Just before reaching the hotel Baracchino there's a right turn off the Via Aurelia towards Deiva Marina. At the side of the road at this junction there's a large board with information on the various trails (above photos) and then you'll see this small unimpressive start to the path (left photo). Beginning the walk at this point you will already be at an elevation of about 2,000 feet.
It starts with some gentle up and down sections through woods and then (following the red line on the map on the photo above right) passes Monte Incisa at 1,700 feet. You then emerge at the top of Monte Crocetta at 1,500 feet with all of Moneglia laid out below you (photo below). The walk to Moneglia from this starting point on the Via Aurelia will take about two hours with hardly any uphill sections.
All that remains from Monte Crocetta is the descent through the village of Lemeglio (bottom left on above photo) and then back into the center of Moneglia to admire the ancient church of Santa Croce with its stunning interior.
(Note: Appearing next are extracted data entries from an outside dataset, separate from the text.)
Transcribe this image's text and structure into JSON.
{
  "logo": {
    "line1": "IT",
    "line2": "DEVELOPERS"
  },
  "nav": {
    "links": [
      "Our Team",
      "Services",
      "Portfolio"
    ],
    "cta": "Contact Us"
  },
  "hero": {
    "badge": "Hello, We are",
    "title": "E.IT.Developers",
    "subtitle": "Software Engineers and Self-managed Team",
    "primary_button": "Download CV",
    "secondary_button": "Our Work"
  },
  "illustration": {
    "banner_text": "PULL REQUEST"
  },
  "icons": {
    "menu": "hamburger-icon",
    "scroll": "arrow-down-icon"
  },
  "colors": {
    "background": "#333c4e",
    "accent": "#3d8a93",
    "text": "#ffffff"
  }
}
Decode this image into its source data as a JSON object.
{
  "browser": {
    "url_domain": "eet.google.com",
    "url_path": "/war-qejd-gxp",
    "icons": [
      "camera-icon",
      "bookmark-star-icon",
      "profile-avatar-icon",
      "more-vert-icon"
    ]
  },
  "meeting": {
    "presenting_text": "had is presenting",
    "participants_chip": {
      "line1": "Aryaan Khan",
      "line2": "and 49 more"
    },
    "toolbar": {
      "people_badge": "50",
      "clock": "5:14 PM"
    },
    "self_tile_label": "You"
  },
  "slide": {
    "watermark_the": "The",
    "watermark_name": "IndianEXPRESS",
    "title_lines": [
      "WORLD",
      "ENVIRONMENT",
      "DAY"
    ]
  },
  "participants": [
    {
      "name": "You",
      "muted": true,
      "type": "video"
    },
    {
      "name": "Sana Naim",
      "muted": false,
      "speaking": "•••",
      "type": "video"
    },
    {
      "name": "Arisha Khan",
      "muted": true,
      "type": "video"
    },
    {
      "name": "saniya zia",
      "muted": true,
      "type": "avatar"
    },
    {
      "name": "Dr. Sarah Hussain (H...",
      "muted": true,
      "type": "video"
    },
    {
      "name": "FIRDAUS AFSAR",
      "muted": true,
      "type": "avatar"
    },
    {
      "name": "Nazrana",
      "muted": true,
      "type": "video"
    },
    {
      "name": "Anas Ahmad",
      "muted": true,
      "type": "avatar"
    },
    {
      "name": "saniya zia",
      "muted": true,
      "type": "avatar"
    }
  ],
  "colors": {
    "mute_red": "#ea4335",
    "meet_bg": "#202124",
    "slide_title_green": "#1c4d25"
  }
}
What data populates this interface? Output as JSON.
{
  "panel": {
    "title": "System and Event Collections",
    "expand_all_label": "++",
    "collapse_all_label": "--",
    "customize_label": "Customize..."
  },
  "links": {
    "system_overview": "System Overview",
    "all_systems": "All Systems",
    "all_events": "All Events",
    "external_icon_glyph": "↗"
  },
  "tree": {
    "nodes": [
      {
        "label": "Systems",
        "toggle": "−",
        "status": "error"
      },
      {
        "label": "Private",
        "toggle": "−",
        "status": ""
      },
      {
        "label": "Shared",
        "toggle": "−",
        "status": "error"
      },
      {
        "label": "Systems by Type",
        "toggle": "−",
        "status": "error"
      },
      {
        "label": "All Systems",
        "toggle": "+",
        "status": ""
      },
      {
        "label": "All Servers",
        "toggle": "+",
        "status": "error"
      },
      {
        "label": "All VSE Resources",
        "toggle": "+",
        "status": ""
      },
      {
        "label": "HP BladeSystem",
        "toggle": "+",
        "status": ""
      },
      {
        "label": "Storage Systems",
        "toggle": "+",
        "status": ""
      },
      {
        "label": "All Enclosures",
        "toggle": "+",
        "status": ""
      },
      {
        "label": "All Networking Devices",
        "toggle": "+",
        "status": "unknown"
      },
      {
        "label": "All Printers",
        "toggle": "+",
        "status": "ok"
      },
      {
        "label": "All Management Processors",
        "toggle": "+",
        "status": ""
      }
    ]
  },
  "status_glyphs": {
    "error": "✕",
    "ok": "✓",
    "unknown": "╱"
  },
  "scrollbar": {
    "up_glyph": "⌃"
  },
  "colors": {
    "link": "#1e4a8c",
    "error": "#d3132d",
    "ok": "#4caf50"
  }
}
In the context of the above hike we suggested taking the only road up the mountain from Moneglia to Via Aurelia. In fact this is a good alternative to the tunnels for entering and exiting Moneglia and it's the route we often take ourselves. It's a good road used mostly by the residents of Moneglia whose houses stretch all the way up the mountain and it's not at all challenging to drive, but for some reason nobody else seems to use it or perhaps visitors just don't know about it. The Via Aurelia at the top is also a very good driving (and cycling) road and the autostrada exit is easy to find from this route in and out of Moneglia.